Tuesday March 17, 2020 ~ BC
by Mary Brooke ~ West Shore Voice News
All BC public and independent schools delivering K-12 education will remain closed after spring break due to the COVID-19 pandemic which is beginning to ramp up in terms of community spread of the infection and the subsequent socioeconomic impact.
That news was delivered by Premier John Horgan and Education Minister Rob Fleming today in a news conference, with both saying it was not a decision taken lightly.
Premier Horgan said there will be more discussion with stakeholders as to how to return to a regular scenario later on, in partnership with school districts and independent schools.
Minister Fleming said his decision was made in consultation with Health Minister Adrian Dix and Provincial Health Officer Dr Bonnie Henry.
One of the responsibilities of schools is “to keep kids and staff and families in the school communities as safe as possible”, said Fleming. “We’re used to schools being safe places, where kids learn and grow and socialize.” he said. But said that to protect students and staff, education partners and teachers in system that all in-class instruction is to stop immediately, until further notice.
“Ninety-nine percent of students are already on spring break this week.

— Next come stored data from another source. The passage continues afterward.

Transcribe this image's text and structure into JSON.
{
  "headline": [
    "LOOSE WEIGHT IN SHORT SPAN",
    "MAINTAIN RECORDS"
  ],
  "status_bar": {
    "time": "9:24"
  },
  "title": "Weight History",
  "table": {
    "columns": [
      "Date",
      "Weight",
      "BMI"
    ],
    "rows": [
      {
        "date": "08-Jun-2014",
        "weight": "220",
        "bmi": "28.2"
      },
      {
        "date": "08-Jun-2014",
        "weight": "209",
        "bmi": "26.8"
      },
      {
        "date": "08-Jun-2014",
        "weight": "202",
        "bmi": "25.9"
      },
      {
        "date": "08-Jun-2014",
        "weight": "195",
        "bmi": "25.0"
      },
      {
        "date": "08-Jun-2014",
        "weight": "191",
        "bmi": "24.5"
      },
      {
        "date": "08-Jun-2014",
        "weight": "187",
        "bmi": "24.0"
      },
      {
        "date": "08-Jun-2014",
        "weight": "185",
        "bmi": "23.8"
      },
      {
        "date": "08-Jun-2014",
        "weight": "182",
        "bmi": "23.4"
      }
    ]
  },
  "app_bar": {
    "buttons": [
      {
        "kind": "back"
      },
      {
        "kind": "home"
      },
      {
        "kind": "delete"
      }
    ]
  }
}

A small number of independent schools are not on break yet — they are being directed to suspend in-class instruction,” said Fleming.
But schools are to deliver “continuity of instruction”. Minister Fleming said that schools will have plans in place – for children who are on the front line – teachers, health care workers, first responders and pharmacists.
Most of the BC curriculum is already online, said Fleming. It could now be delivered by email and online technologies. Teachers will now need to adapt their instruction to accommodate the remote reality as students self-isolate with their families.
Students in BC were to head back to class after spring break on March 30.
Fleming said he has been in frequent contact with school districts to look for best practices as plans are developed.
“Every student will receive a final mark, and all who are on track to proceed to the next grade will do so,” Fleming said. Graduation ceremonies will be postponed, but every Grade 12 student who is eligible to graduate, will do so. Graduation eligibility includes Grade 10 numeracy fulfillment, which most Grade 12’s will have fulfilled, said Fleming.
Minister Fleming is also working with post-secondary institutions to see that the transition for graduated students into post-secondary will proceed smoothly next year.
Vulnerable students will have their needs met, said Fleming. That includes for families that depend on meal programs and child care operations. Schools are already considering these scenarios and are “prepared to meet those challenges together” — schools, school districts, teachers, school boards, superintendents, and students.
“We will work through this together as plans are developed,” said Fleming, says that “not all answers” are known today “in a fast moving situation”.
“We must work together to meet the needs of schools and school communities,” said Fleming, saying these decisions have been designed to best protect students as well as elders, seniors, and grandparents — the ones who are most vulnerable.
“This is a very challenging time but it’s temporary and we will return to regular school life and continue on the road,” said Rob Fleming. “Take care of one another.”